Yesterday I had the privilege to not only visit the city dump, but to also visit my Compassion child Maryori. On our way to the mall where we would be meeting them, I was trying to process through all that I had seen in the garbage and prepare for the amazing once in a lifetime experience that was about to take place. I prayed for peace to calm my nerves and for things to say. As we entered the mall I felt so out of place. My clothes were stinky and I was dirty from the dump and all I wanted to do was find the nearest washroom to get into my clean clothes, but then I saw her beautiful face. I forgot about all the worries in my head as I saw her running up to me. She wrapped her arms around me and hugged me. I then realized that my stinky clothes or disheveled hair didn’t matter. The fact that I had come to see her made her and her mother so excited and happy. From the moment they saw me, her mom was filming me and taking picture after picture. She couldn’t stop grinning. I was blown away. How could I make such a difference? And the power of God I felt in that moment was incredible. I knew that God was there and He was the reason all the children, sponsors, family. and translators were there. He was the reason that a Canadian like me could build such a relationship through just a simple letter to a young girl thousands of miles away.
We went for lunch and ordered Maryori’s favourite food which was, of course, chicken. The conversations that happened are something that I will never forget. There’s something powerful about talking to someone in a different language through a translator. I realized that God doesn’t need my voice all the time. Sometimes all he uses is a smile and a hand to hold. I saw her mother’s phone on the table as we were eating and I learned that she was recording our conversation. Our translator told me that she wanted to have it so that Maryori could listen to my voice after I was gone. Thinking about it now brings tears to my eyes. How much more could I be praying for this child? How much more seriously could I be taking these letters and gifts I was sending? We bought a much need ice cream cone and headed to the arcade.

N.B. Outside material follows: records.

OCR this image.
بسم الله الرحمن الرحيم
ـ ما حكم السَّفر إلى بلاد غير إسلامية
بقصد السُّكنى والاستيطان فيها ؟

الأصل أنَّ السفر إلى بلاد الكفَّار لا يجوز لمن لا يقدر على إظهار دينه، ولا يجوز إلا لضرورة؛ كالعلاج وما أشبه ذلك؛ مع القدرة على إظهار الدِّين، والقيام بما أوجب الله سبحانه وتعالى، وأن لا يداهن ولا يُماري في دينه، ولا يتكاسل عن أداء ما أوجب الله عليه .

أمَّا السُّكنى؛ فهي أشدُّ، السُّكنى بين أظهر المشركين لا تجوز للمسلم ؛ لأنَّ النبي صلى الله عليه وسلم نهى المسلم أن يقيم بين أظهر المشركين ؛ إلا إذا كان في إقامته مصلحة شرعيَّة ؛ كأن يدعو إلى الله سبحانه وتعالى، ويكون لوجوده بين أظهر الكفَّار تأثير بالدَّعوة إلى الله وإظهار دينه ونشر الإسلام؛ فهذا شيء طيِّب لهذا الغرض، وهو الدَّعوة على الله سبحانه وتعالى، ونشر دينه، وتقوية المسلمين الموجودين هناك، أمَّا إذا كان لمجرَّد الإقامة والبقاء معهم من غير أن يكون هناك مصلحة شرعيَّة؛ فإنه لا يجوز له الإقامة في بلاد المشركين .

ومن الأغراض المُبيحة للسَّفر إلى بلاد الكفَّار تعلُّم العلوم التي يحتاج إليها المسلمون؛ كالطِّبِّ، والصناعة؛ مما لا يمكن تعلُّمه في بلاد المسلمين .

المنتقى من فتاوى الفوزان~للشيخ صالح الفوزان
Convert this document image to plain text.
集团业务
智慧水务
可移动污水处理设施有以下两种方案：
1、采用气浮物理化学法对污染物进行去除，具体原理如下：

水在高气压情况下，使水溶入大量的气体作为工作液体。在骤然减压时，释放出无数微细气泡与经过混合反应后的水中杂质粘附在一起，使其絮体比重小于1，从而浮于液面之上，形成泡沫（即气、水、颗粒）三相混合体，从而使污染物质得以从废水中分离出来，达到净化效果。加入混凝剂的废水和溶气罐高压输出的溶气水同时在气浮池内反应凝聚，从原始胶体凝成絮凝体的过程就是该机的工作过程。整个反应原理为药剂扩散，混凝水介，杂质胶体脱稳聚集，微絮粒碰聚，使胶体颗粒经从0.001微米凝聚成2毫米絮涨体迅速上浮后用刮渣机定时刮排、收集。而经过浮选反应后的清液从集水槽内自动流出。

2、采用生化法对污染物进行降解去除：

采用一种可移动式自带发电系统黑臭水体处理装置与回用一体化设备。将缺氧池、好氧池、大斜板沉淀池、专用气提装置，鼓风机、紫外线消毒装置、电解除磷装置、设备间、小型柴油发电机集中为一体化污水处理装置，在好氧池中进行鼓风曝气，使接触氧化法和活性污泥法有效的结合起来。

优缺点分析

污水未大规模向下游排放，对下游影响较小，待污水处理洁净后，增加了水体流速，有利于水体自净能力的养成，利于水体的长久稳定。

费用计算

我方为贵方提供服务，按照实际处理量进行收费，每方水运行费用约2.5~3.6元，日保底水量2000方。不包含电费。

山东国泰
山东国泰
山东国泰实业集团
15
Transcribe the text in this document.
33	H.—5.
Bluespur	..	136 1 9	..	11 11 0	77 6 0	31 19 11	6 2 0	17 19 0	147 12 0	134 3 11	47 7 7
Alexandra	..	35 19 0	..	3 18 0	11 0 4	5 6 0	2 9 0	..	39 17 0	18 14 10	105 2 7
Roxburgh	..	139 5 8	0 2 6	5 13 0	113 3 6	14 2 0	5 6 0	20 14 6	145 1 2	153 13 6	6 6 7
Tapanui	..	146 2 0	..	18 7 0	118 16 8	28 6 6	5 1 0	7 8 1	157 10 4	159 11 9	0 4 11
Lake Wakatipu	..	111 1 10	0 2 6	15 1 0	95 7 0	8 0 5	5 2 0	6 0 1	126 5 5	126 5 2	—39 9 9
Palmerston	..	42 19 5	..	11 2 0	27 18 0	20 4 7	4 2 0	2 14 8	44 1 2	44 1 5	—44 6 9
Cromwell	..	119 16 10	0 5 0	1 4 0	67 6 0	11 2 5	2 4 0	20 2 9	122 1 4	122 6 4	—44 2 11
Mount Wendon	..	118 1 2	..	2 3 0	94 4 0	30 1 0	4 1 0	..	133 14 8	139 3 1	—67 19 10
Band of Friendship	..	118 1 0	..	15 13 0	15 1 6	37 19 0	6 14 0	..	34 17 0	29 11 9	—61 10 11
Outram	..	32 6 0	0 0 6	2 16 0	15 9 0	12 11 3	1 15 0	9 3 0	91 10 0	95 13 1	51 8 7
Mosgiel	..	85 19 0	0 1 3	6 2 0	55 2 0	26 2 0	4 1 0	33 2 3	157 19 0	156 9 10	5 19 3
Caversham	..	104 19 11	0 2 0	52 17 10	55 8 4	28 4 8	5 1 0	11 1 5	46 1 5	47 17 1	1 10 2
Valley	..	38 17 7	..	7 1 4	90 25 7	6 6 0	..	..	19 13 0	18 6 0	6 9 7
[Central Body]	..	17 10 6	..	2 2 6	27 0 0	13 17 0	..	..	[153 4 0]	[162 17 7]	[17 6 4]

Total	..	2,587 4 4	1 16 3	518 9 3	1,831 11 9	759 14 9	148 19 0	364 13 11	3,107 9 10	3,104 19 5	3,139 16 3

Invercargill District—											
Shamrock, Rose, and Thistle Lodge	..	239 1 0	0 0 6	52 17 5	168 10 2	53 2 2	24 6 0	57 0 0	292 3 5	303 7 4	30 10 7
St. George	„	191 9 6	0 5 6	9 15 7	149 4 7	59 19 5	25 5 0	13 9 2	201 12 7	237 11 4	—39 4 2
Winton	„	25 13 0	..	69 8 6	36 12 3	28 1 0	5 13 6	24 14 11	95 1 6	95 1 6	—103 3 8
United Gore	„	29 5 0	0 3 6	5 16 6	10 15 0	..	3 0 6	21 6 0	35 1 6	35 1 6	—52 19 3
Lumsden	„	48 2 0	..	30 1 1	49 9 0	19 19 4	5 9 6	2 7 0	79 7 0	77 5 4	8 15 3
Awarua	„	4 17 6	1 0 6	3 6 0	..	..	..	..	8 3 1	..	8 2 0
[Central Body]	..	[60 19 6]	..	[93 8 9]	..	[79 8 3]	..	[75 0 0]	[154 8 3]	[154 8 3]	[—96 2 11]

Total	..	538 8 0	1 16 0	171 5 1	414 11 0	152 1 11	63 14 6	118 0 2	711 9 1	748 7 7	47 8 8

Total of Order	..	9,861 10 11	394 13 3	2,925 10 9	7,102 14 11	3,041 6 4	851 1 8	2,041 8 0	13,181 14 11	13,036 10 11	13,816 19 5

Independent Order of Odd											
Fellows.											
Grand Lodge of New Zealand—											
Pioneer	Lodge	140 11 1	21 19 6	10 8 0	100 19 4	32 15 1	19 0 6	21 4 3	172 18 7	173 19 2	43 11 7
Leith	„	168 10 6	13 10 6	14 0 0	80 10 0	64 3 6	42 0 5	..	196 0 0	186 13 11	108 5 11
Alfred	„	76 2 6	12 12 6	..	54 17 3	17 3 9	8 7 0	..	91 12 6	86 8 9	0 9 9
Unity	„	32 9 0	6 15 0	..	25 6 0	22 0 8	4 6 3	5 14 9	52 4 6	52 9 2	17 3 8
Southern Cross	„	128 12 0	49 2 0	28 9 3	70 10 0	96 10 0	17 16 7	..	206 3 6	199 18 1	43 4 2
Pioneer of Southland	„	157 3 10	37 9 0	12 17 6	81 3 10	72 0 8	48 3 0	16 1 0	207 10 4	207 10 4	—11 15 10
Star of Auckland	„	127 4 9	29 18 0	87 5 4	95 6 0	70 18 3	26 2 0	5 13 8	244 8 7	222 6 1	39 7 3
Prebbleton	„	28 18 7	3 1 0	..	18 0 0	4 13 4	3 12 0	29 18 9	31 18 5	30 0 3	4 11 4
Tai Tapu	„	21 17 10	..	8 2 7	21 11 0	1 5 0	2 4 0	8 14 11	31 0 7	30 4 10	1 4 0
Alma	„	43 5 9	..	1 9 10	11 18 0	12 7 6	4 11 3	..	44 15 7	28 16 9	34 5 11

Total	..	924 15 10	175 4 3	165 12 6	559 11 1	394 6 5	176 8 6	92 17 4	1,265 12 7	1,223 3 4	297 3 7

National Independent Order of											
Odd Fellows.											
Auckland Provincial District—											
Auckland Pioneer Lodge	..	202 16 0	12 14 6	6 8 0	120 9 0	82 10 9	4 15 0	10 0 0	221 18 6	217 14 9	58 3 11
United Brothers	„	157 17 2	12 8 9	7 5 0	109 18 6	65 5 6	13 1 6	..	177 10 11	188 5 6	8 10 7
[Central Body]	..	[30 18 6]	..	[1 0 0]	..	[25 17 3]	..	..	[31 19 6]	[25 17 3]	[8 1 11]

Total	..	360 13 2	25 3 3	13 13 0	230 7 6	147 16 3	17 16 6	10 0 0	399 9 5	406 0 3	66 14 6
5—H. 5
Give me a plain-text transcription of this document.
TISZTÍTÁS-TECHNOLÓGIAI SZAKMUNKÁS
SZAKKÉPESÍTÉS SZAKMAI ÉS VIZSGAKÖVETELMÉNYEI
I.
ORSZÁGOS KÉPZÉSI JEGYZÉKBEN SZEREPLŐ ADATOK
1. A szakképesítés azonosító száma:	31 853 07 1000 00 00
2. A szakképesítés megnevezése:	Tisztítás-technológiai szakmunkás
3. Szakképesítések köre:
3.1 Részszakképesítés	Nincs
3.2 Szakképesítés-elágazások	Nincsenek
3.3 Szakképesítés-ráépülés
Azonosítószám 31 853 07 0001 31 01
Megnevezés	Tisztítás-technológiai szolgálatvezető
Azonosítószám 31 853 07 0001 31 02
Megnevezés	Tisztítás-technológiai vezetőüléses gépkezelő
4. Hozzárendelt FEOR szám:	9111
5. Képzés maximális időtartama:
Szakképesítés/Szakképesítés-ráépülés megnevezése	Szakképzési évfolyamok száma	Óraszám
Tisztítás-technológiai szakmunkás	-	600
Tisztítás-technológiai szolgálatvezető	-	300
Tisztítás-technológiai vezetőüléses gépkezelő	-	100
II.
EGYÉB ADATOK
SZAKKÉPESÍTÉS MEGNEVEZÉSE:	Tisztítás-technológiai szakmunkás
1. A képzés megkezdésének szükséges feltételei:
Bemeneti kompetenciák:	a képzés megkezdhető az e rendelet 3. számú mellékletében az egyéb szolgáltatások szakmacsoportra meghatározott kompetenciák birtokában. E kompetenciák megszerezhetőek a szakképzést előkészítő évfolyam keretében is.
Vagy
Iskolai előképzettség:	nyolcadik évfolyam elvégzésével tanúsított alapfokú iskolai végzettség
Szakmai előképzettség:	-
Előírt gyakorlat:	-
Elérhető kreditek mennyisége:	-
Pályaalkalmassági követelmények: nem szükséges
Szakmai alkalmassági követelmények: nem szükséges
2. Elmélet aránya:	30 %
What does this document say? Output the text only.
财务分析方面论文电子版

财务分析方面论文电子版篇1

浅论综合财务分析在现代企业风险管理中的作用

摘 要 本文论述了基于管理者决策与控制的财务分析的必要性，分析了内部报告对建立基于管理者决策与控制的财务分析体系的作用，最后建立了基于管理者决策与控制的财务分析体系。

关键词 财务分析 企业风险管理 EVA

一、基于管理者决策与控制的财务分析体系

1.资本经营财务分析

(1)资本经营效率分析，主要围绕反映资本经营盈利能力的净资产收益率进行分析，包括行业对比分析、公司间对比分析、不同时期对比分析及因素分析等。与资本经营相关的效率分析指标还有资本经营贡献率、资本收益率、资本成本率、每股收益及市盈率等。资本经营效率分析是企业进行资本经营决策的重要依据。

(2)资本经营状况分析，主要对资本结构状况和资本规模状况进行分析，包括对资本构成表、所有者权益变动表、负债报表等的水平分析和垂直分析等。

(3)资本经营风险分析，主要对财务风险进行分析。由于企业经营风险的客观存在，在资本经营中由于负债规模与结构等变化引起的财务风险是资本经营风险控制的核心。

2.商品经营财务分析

After, we headed through some stores and came to an escalator. The translator told me that they had never ever been on one before! I had to guide Maryori on and the translator helped her mother. I was so humbled. This child had never ever been in a mall!
After going shopping, I was able to buy her one of my favourite things, Starbucks. She was overjoyed. Then on our way back to the meeting point, we decided to find a quiet place and open some gifts. I handed her my bag that I had brought and with an indescribable joy in my heart I watched her open all the gifts and presents. I handed her mother some plates and cutlery and she was completely overwhelmed. I had been wearing a pink bandana that day and I had brought one for Maryori. She had been complimenting me on my hair up in it all day and I was so excited to place one on her head too. The kisses and hugs and tears are forever in my memory. The joy that we both felt in that moment will always make me smile. As we were finishing, she handed me a bracelet and two key chains that she had made and a letter. She pulled them out of a scrapbook that she showed me which included all the letters and pictures and stickers I had sent. She had them all decorated and laid out on the pages. To see my own hand writing on those papers and how she cared for them overjoyed me. I remember when I sat down at my kitchen table and wrote them. The power of seeing them in her hands and the power of our relationship through them touched my heart.
In her letter Maryori included the verse Proverbs 17:17 which says, “En todo tiempo ama al amigo y es como un hermano en tiempo de angustia.” This is translated to “At all times love a friend. That friend is like a brother in times of difficulty.” To love a brother is to love when it gets tough. It’s to love when it seems like loving is impossible. To love a brother (or sister in this case) is to love a little girl across the world when it seems like it cannot be done. I have been shown what true love is through this child. After I had prayed for her there were tears in her eyes as she said that she was truly blessed by me and that she wanted to visit me in Canada. I will never forget her. I do not know if I will ever see her again, but I know that the community of the Lord is a powerful thing. He connects us all and enables us to do things far greater than we can even imagine. I have experienced the results of Compassion and truly believe with all my heart that there is immense power in a letter.